Development workflow 🏗️
- Commits should be easy to read.
- The commit message should explain clearly what it's trying to do and why. Refer to the format we prefer below.
- A Jira issue or - where applicable - a GitHub issue reference should be added to automatically link and potentially close a related issue if it exists.
Preferred commit message format
<module>: Topic of the commit
Body of the commit, describing the changes in more detail.
<module>should point to the area of the codebase (for instance
tools). The topic should summarize what the commit is doing.
- GitHub truncates the first line if it's longer than 65 characters, which is something to keep in mind as well.
Pull requests 🌟
We try to follow some best practices around pull requests.
- A pull request should be one or more commits which form a coherent unit, it can be rebased/rewritten/force-pushed until it's fit for merging.
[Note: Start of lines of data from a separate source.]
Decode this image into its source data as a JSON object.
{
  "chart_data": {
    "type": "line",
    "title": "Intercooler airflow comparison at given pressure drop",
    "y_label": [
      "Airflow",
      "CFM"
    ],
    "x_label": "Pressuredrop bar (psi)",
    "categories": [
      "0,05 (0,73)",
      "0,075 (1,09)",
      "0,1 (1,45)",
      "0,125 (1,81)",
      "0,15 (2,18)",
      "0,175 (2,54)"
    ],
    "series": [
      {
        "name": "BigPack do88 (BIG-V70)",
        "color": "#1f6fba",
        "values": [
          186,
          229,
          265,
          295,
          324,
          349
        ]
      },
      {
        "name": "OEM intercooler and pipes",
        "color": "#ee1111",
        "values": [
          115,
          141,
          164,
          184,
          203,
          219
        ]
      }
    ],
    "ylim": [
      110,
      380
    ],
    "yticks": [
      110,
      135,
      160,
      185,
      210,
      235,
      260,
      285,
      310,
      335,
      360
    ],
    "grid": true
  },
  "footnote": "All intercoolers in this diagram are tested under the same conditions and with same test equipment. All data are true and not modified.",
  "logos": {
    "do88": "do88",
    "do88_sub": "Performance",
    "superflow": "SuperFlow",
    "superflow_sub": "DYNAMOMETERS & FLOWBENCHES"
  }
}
- All changes shall be tested. If new tests are necessary to cover new functionality, it should be part of the pull request.
- Pull requests shall always be as small as possible, to make them easy and quick to review.
- The pull request title shall contain the relevant Jira ticket. Each commit shall contain a reference to the Jira ticket, too.
- Every pull request shall have a clear summary.
- Every pull request shall be eagerly reviewed, ideally within a day after being marked as ready for review.
This is how the workflow works:
- Pull requests should be opened from a developer's own fork to avoid random branches on the origin.
- Once a pull request is ready to be merged, it should be merged via the
Rebase and mergeor
Squash and mergeoption. This avoids merge commits on the main branch.
How a pull request developed, and the iterations it went through, should not be visible in the git history. The end result counts: a certain amount of commits, each one forming a logical unit of changes. Avoid 'fix-up' commits which tweak previous commits in the pull request.
Force-pushing to, or rebasing the main branch (or other release branches) is not allowed. Avoid directly pushing (fast-forward) to those branches as well. Commits can always be reverted by opening a new pull request.